ORLEN Liga: Po dwóch pierwszych przegranych setach podniosłyście się, trzeciego wygrałyście, pewnie prowadziłyście w czwartej partii 10:3, której jednak nie udało wam się wygrać i doprowadzić do tie-breaka.
Anna Sołodkowicz: Co się stało w czwartym secie? Popełniłyśmy bardzo dużo własnych, niewymuszonych błędów. To w kocówce zaważyło na wyniku tej partii. Przeciwniczki też się nie poddały, nie popełniały tylu błędów i wygrały set i tym samym całe spotkanie.
- Czy w czwartym secie, przy tak znacznym prowadzeniu, nie pojawiła się myśl, że jest już wygrany i macie zapewniony podział punktów?
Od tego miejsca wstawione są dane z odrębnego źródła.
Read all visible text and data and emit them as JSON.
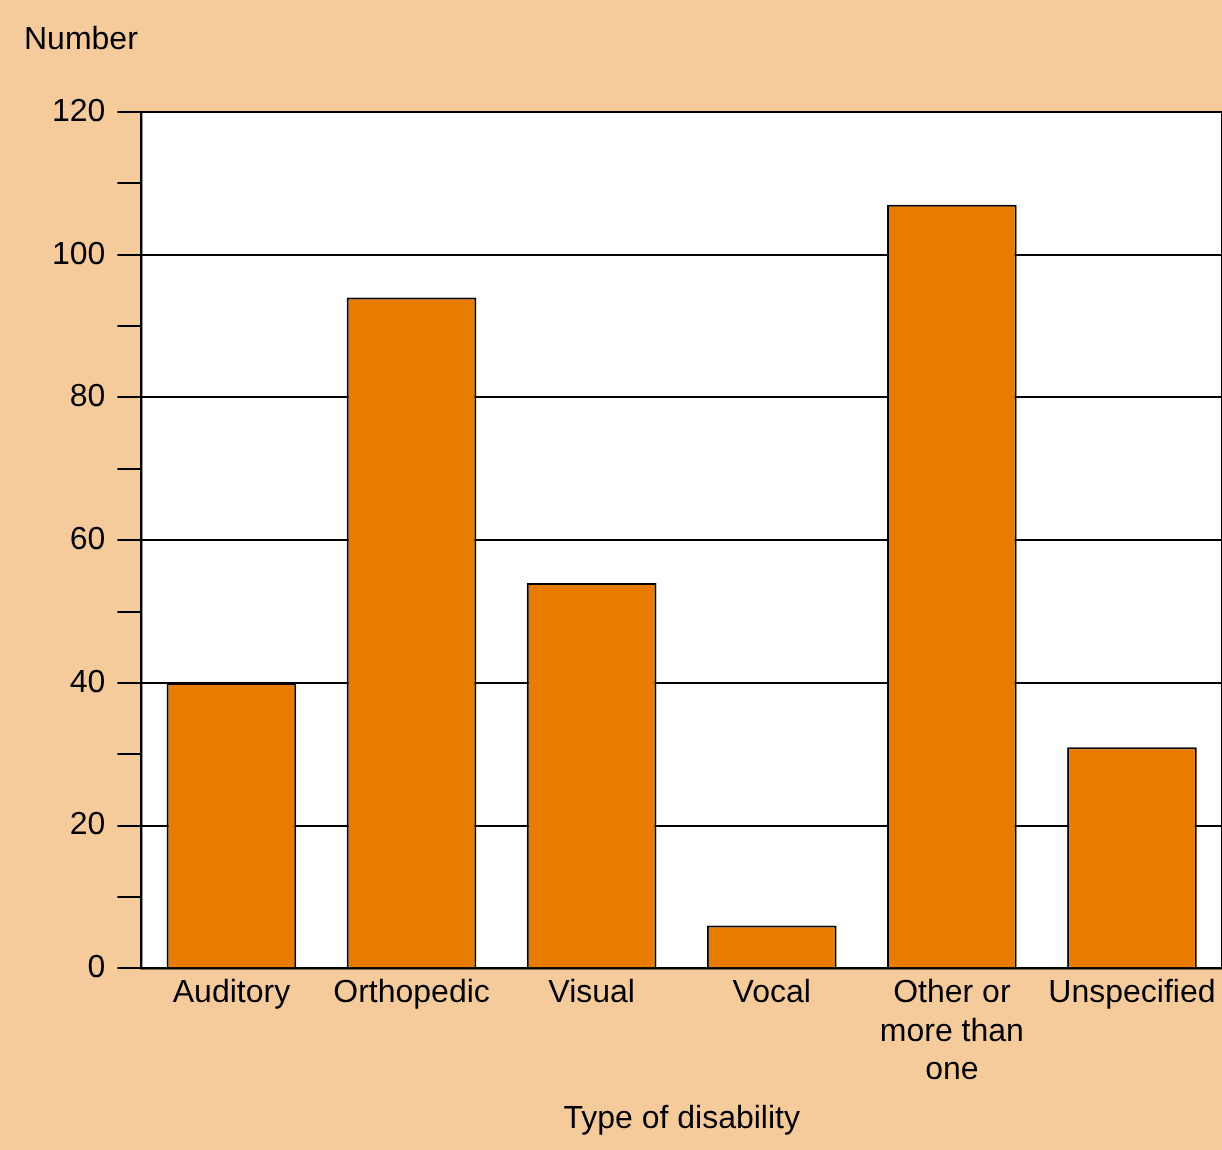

- Nie, zdecydowanie nie. Generalnie już wcześniej wypracowałyśmy sobie przewagę i niestety systematycznie traciłyśmy punkty no i w końcówce nie uniknęłyśmy własnych pomyłek.
- Jak oceniłaby Pani niedzielne spotkanie?
- Ciężko mi jest to oceniać z perspektywy boiska. Przeciwniczki na pewno miały o wiele lepszą zagrywkę niż my. Nam jej zabrakło. Grałyśmy też bez przyjęcia, więc niewiele mogłyśmy zrobić na boisku. Nie potrafiłyśmy Białegostoku odrzucić od siatki.
- Czy Magdalena Saad, która dołączyła niedawno do drużyny, będzie miała to przyjęcie poprawić?
- O tym, czy pomoże, to się okaże, jak zacznie grać.
- Jakie nastroje panują przed ostatnim meczem pierwszej fazy rundy zasadniczej?
- Na pewno są bojowe. Nie możemy się teraz poddać. W niedzielę przegrałyśmy, trudno. To jest sport. Przed nami kolejny mecz, w którym będziemy chciały za wszelką cenę wygrać za trzy punkty.